Fairfield County's Walk to End Alzheimer's marks 30 years in Norwalk
Purple and positivity were the words of the day at Sunday’s 30th annual Fairfield County Walk to End Alzheimer’s at Calf Pasture Beach in Norwalk.
“It’s a very positive, uplifting event,” Norwalk resident Giovanna Losardo said. “This is the big day. It’s what we work for.”
This year’s walk had about 20 times the attendance of the first - but the mission stays the same.
“We're trying to make a difference, raise money and awareness,” Fairfield resident Jen Rosenberg said.
“It's just so painful, and such a long and trying thing to go through,” Losardo said. “It impacts you.”
Over the years, the walks have raised millions for Alzheimer’s patients and their families, aiding research and the local hotline. This year added $400,000 to the total.
News12’s own Alexa Farrell emceed the event, instructing those in the crowd to wave their flowers in unity.

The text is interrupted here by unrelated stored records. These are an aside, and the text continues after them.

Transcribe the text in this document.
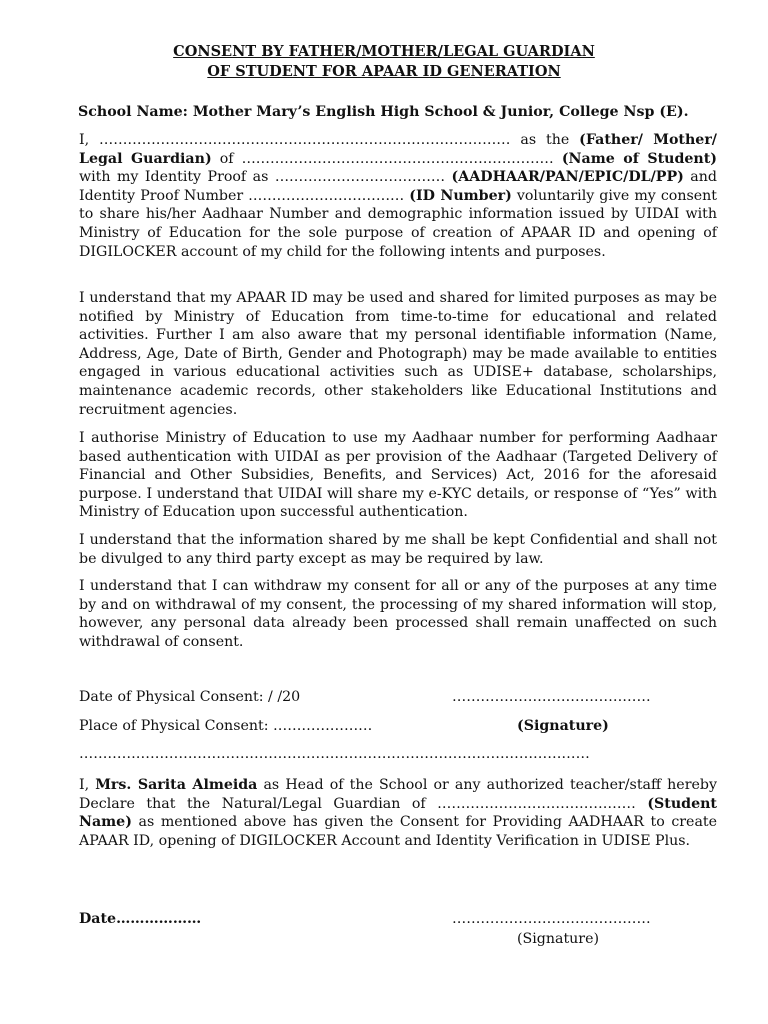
CONSENT BY FATHER/MOTHER/LEGAL GUARDIAN
OF STUDENT FOR APAAR ID GENERATION
School Name: Mother Mary’s English High School & Junior, College Nsp (E).

I, …………………………………………………………………………… as the (Father/ Mother/ Legal Guardian) of ………………………………………………………… (Name of Student) with my Identity Proof as ……………………………… (AADHAAR/PAN/EPIC/DL/PP) and Identity Proof Number …………………………… (ID Number) voluntarily give my consent to share his/her Aadhaar Number and demographic information issued by UIDAI with Ministry of Education for the sole purpose of creation of APAAR ID and opening of DIGILOCKER account of my child for the following intents and purposes.

I understand that my APAAR ID may be used and shared for limited purposes as may be notified by Ministry of Education from time-to-time for educational and related activities. Further I am also aware that my personal identifiable information (Name, Address, Age, Date of Birth, Gender and Photograph) may be made available to entities engaged in various educational activities such as UDISE+ database, scholarships, maintenance academic records, other stakeholders like Educational Institutions and recruitment agencies.

I authorise Ministry of Education to use my Aadhaar number for performing Aadhaar based authentication with UIDAI as per provision of the Aadhaar (Targeted Delivery of Financial and Other Subsidies, Benefits, and Services) Act, 2016 for the aforesaid purpose. I understand that UIDAI will share my e-KYC details, or response of “Yes” with Ministry of Education upon successful authentication.

I understand that the information shared by me shall be kept Confidential and shall not be divulged to any third party except as may be required by law.

I understand that I can withdraw my consent for all or any of the purposes at any time by and on withdrawal of my consent, the processing of my shared information will stop, however, any personal data already been processed shall remain unaffected on such withdrawal of consent.

Date of Physical Consent: / /20	……………………………………
Place of Physical Consent: …………………	(Signature)
………………………………………………………………………………………………

I, Mrs. Sarita Almeida as Head of the School or any authorized teacher/staff hereby Declare that the Natural/Legal Guardian of …………………………………… (Student Name) as mentioned above has given the Consent for Providing AADHAAR to create APAAR ID, opening of DIGILOCKER Account and Identity Verification in UDISE Plus.

Date………………	……………………………………
(Signature)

Those living with Alzheimer’s lifted their blue flowers. The orange were for supporters, yellow for caregivers, and purple for those who have lost a loved one to the disease. It’s a collage of colors to show how Alzheimer’s impacts everyone.
“I lost both my parents to the disease,” Losardo said.
“My mom has been suffering - we’ve all been suffering - from her having Alzheimer’s for the last 10 years,” Rosenberg said.
“It's not just the person who gets the diagnosis, it’s the people who care for them, and that reflects on people in a lot of different ways,” Rosenberg’s son, Max, said. “So, it's important that young people get educated on how Alzheimer's works, and how they can support their loved ones when they go through a time like this.”
Sunday’s finish line came after a two-mile walk on the beach - but for all the local families battling Alzheimer’s, the finish they’re in search of is the cure.
“I could be at risk to get the disease myself, and I don’t want my daughter to go through what I went through,” Losardo said.
“It’s the only disease out there that there is not one survivor - and we hope to change that,” Rosenberg said.